What are the common pathophysiological mechanisms between MAV and MD? Node et al. showed that this shift of the best frequency was normalized by furosemide administration (29), suggesting that the shift could be caused by endolymphatic hydrops. Therefore, the shared common condition could be endolymphatic hydrops. Ishiyama et al. (30) have reported that patients with MAV could have vestibular drop attack, Tumarkin's otolithic crisis, or sudden fall without loss of consciousness, which is usually seen in patients with MD (31–33).
How does migraine cause endolymphatic hydrops? Dieterich et al. (34) and Iwasaki et al. (10) reported that patients with MAV had canal paresis on the caloric test, which implies peripheral vestibular dysfunction. Patients with MAV could have inner ear damage. Trigeminal nerve endings have been found in the vessels in the inner ear (35). Neurogenic inflammation could cause change of the blood flow in the inner ear, which might lead to change of the inner ear condition. Furthermore, expression of transient receptor potential channel vanilloid subfamily1 (TRPV1), which is a nociceptive receptor associated with migraine, has been found in the human endolymphatic sac (36). Therefore, migraine might affect the absorption of the endolymph in the endolymphatic sac, resulting in endolymphatic hydrops.
Concerning VEMPs in patients with migraine or MAV, Allena et al. and Roceanu et al. have shown decreased amplitudes of VEMP in patients with migraine (21, 22). Although our study did not confirm this tendency, it might be due to the difference of stimulation (tone bursts vs. click) or the smallness of the size of our study.

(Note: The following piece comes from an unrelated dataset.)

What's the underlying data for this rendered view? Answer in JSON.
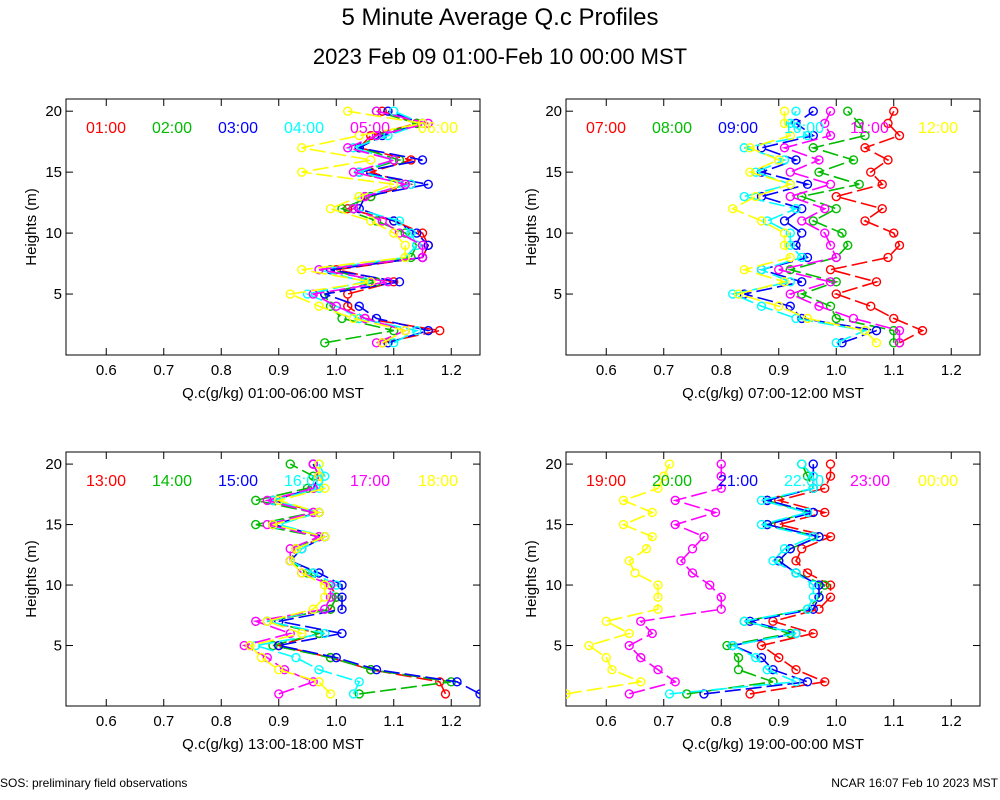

Finally, we would like to point out another interesting finding in this study. We found that significantly prolonged p13 latencies were observed in four ears of four patients (4/11, 36%). The four patients with prolonged p13 were different from the three patients with significantly decreased 500–1000 VEMP slope. Prolonged peak latencies suggest retro-labyrinthine lesions, including brainstem lesions (26). Therefore, the four patients with prolonged latencies might have vestibular nerve lesions or brainstem lesions, whereas the three patients with frequency shift might have labyrinthine lesions. Different types of abnormal findings on VEMP in patients with MAV might reflect differences in aetiology. In other words, VEMP might contribute to classification of MAV by difference of aetiology.